Лепет. Мура. Вся автоматная очередь начинает толкать вас в спину. Очередь все поняла. Уважения нет. Вы провалились, уступите место следующему...
– Вы давно без девушки?
– Давно.
– Ага. Могли бы и не отвечать. Букет бросайте сюда.
Какой взрослый мужчина...
Какой взрослый и крепкий мужчина не любит уйти в лес и полежать на траве?! Какой взрослый и крепкий мужчина не любит поплакать в теплую шею, в теплое родное плечо, в то самое место, созданное для мужских слез?! На
Наши милые женщины, выращенные в небольшом объеме двухкомнатных квартир! Как бы хотелось, чтобы у вас было все хорошо, чтобы наша могучая промышленность перестала рыть ходы под нами, а немножко поработала на вас. Чтобы мощные станы Новокраматорского завода выпускали нежные чулочки, такие скользкие и безумные, когда в них что-то есть. Чтобы перестал страшно дымить Липецкий химкомбинат, а выпустил очень вкусную блестящую помаду, делающую губы такими выпуклыми и желанными, и чтобы грохочущий и вспыхивающий по ночам УЗТМ полностью перешел с бандажей товарных вагонов на тончайшие колье и ожерелья. Меньше дыма – больше толка. И на Кольском полуострове перестали бы наконец ковыряться в апатитах и выпустили духи, от которых все мужчины стали мужчинами и побледнели. И тогда наша маленькая и удивительная женщина не будет тратить столько сил на добычу и украшение самой себя. И из глазок у нее исчезнет большая озабоченность. И красота некоторых не будет стоить их мужьям такого длинного срока, а мозоли на лучших в Европе ногах пропадут вместе с теми сапогами, за качество которых мы так боремся. А мускулы останутся только у гимнасток. И мы будем смотреть на них и радоваться, что это не наша жена там кувыркается, мелькая широкими плечами и стальным голеностопом. А наша – здесь, ароматная, нежная, слушающая внимательно про все безумие борьбы за технический прогресс и езды в переполненных автобусах. Должен же дома быть хоть один человек с не помятыми в автобусе боками!

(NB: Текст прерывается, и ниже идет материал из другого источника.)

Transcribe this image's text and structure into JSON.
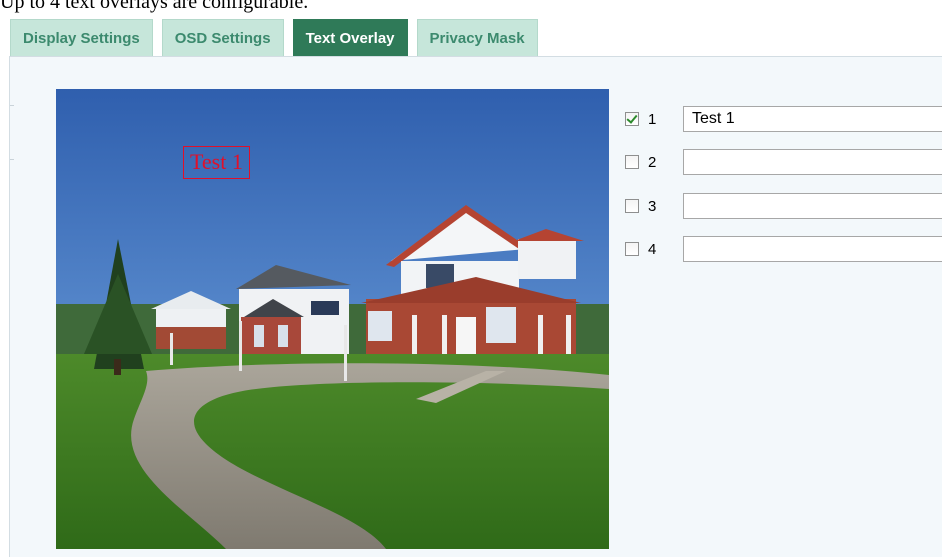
{
  "caption": "Up to 4 text overlays are configurable.",
  "tabs": [
    {
      "label": "Display Settings",
      "active": false
    },
    {
      "label": "OSD Settings",
      "active": false
    },
    {
      "label": "Text Overlay",
      "active": true
    },
    {
      "label": "Privacy Mask",
      "active": false
    }
  ],
  "preview": {
    "overlay_text": "Test 1"
  },
  "overlays": [
    {
      "number": "1",
      "checked": true,
      "value": "Test 1"
    },
    {
      "number": "2",
      "checked": false,
      "value": ""
    },
    {
      "number": "3",
      "checked": false,
      "value": ""
    },
    {
      "number": "4",
      "checked": false,
      "value": ""
    }
  ],
  "colors": {
    "tab_active_bg": "#2f7a58",
    "tab_inactive_bg": "#c6e6da",
    "tab_inactive_text": "#3c8a6e",
    "overlay_text_color": "#e0102a",
    "panel_bg": "#f3f8fb"
  }
}
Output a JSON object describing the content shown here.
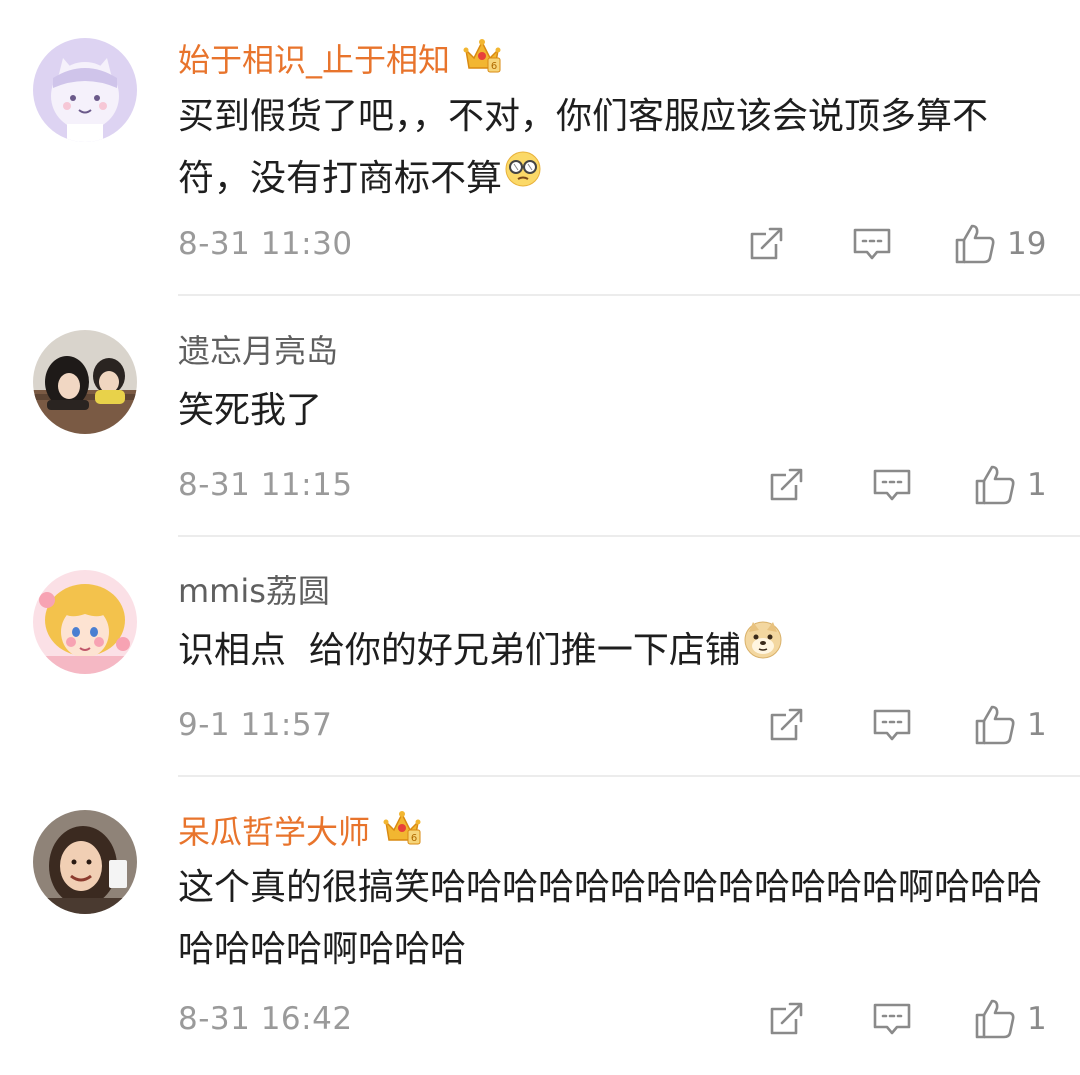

Это и будет равноправие, когда каждый приносит другому все, что может. Мы же все хотим после работы в лес, на траву.
Пусть этим лесом будет наша жена.
Ленинград. 1978
Не жить с тобой, хоть видеть тебя.
Холодный май. Дожди.
Несчастья. Запреты.
Преданные женщины.
Робкие цветы.
Белое небо, лужи, озера, лужи, улицы насквозь, солнце вдоль улиц.
Люди поперек.
Магазины поперек.
Несчастья. Запреты.
Дворцы. Древние кинотеатры.
Обложное небо.
Водка. Маленькие мальчики пьяные.
Маленькие девочки пьяные.
Грибы в шапке у синего, у лилового.
Черешни у приезжих в руках.
И во ртах. У приезжих.
Клубника. Во ртах. В посылках.
Черешни. Груши. Хурма. Цветы.
У приезжих в руках и на прилавках мясо мороженое.
Слезы. Несчастья. Запреты.
Темень в царских окнах.
Четыре светлых окна на дом.
В Дачном. В Купчино. В Ульянке.
Гаснет последнее в одиннадцать тридцать.
А белое небо.
И слезы. И несчастья. И запреты.
И сладкий воздух на Обводном.
И тракторы на мосту от Кировского.
Интеллигенция тихая-тихая.
Поддерживающая в несчастье. В запретах.
Уходим. Улетаем.
«Южнее, западнее». Уходим.
И балет.
Балет танцует от стен, от домов, от белого неба, от ансамбля и площадей.
От капителей и портиков.
Тающий балет.
Машины, приближающиеся по мокрому.
И проезжающие. В другие места.
От запретов. От несчастий. От обложного неба.
От черешни в зубах у приезжих.
От влипающего в душу неба.
От влипающего в душу моря.
От влипающих в душу асфальтовых улиц и площадей.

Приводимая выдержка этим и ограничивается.